Member of the Maryland House of Delegates from the 1A district
- In office 1971–1982
- Preceded by: District established
- Succeeded by: George C. Edwards

Personal details
- Born: DeCorsey Emroy Bolden November 27, 1924 Oakland, Maryland, U.S.
- Died: April 29, 2016 (aged 91) Oakland, Maryland, U.S.
- Resting place: Oakland Cemetery
- Party: Republican
- Spouse(s): Nancy Lou Dawson ​(m. 1950)​ Mary Phyllis Armentrout ​ ​(divorced)​
- Children: 3
- Education: University of Maryland
- Occupation: Politician; businessman;

= DeCorsey E. Bolden =

American politician and businessman (1924–2016)

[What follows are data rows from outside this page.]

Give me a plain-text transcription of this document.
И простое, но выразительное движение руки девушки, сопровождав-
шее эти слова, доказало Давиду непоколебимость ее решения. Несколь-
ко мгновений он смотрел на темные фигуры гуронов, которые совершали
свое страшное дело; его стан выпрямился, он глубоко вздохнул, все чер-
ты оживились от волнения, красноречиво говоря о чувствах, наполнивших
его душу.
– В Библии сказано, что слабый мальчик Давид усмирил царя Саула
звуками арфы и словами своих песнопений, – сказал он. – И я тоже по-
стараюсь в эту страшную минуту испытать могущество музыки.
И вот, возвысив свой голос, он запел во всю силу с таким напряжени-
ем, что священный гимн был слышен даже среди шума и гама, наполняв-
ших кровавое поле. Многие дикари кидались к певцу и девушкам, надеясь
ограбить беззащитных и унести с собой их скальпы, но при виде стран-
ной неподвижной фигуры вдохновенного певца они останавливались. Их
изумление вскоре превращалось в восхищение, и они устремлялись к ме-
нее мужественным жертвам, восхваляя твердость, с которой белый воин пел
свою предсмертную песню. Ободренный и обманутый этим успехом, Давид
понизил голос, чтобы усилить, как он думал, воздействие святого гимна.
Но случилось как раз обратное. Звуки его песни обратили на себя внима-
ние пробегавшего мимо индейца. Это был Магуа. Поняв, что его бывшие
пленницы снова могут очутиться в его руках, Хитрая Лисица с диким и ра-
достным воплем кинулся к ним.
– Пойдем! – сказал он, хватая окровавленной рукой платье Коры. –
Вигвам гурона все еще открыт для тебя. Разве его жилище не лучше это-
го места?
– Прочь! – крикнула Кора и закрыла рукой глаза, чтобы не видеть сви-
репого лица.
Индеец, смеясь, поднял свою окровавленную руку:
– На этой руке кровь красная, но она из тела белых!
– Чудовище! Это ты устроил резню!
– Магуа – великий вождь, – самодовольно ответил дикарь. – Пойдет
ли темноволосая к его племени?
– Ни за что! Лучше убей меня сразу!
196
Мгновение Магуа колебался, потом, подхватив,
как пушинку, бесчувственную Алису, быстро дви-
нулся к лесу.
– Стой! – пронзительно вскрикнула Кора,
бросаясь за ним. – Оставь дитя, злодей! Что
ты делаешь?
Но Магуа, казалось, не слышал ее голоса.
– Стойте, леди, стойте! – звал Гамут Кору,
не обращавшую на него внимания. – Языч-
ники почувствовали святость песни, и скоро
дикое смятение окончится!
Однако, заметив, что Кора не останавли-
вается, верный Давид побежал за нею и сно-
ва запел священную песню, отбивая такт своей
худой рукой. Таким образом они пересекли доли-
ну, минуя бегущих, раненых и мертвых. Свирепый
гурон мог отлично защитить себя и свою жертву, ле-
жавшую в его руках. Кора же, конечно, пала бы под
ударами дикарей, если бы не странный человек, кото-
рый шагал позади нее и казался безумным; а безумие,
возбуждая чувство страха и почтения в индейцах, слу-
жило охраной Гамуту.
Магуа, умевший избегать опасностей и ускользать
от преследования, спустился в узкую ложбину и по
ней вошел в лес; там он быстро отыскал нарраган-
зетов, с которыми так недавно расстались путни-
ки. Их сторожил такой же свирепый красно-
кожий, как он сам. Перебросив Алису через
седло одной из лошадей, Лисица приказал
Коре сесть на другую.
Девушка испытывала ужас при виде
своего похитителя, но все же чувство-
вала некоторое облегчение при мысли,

DeCorsey Emroy Bolden (November 27, 1924 – April 29, 2016) was an American politician and businessman from Maryland. He served as a member of the Maryland House of Delegates from 1971 to 1982.

==Early life==
DeCorsey Emroy Bolden was born on November 27, 1924, in Oakland, Maryland, to Mary Harper (née May) and Emroy DeCorsey Bolden. He attended public schools in Oakland and graduated from Oakland High School in 1941. He attended the University of Maryland for two years. He completed a course in Columbia, South Carolina.

==Career==
In January 1944, Bolden began training at the United States Navy pre-flight school in Athens, Georgia. He was commissioned as an ensign in Navy Air Force in December 1944. He served with the Navy during World War II and the Korean War. He was a pilot instructor for the Navy Air Force. He attained the rank of lieutenant. He worked as businessman and owned the Southern Laundromat, Southern Apartments, Southern Car Wash, Southern Sanitation Service, and Southern Office Supply.

Bolden was a Republican. He served in the Maryland House of Delegates, representing Garrett County and part of Allegany County in district 1A, from 1971 to 1982. He was chair of the Garrett County delegation and was a member of the House Appropriations Committee and a member of the subcommittee on education and human resources and the special joint committee on capital projects.

Bolden was a delegate to the 1980 and 1984 Republican National Conventions. He was a member of the Garrett County Republican Central Committee and the Garrett County Liquor Control Board. He was chair of the Deep Creek Lake Advisory and Review Committee from 1983 to 1986. He was a member from Garrett County in the Tri-County Council for Western Maryland from 1987 to 1988. He was also a member and vice president of the Oakland Volunteer Fire Department. He was a member of the Knights of Pythias and the Woodmen of the World. He was a member of the American Legion and served as commander of Procter-Kildow Post 71. He was member and served as president of The Garrett County Historical Society.

==Personal life==
Bolden married Nancy Lou Dawson, daughter of Ursula (née McIntire) and Harold Dawson, of Chevy Chase on July 15, 1950. They had two children, Emory "Skip" DeCorsey and Jeffries Dawson. He married Mary Phyllis Armentrout, daughter of Mary Margaret (née Auvil) and John Harrison Armentrout, of Oakland. They had one daughter, Mary DeCorsey. They later divorced. He was a member of St. Mark's Lutheran Church. In 1958, he lived in Bethesda. He was in a car accident in October 1958. He later lived on High Street in Oakland.

Bolden died on April 29, 2016, at his home in Oakland. He was buried in Oakland Cemetery.

==Awards==
Bolden was inducted into the Maryland Senior Citizen Hall of Fame in 2015.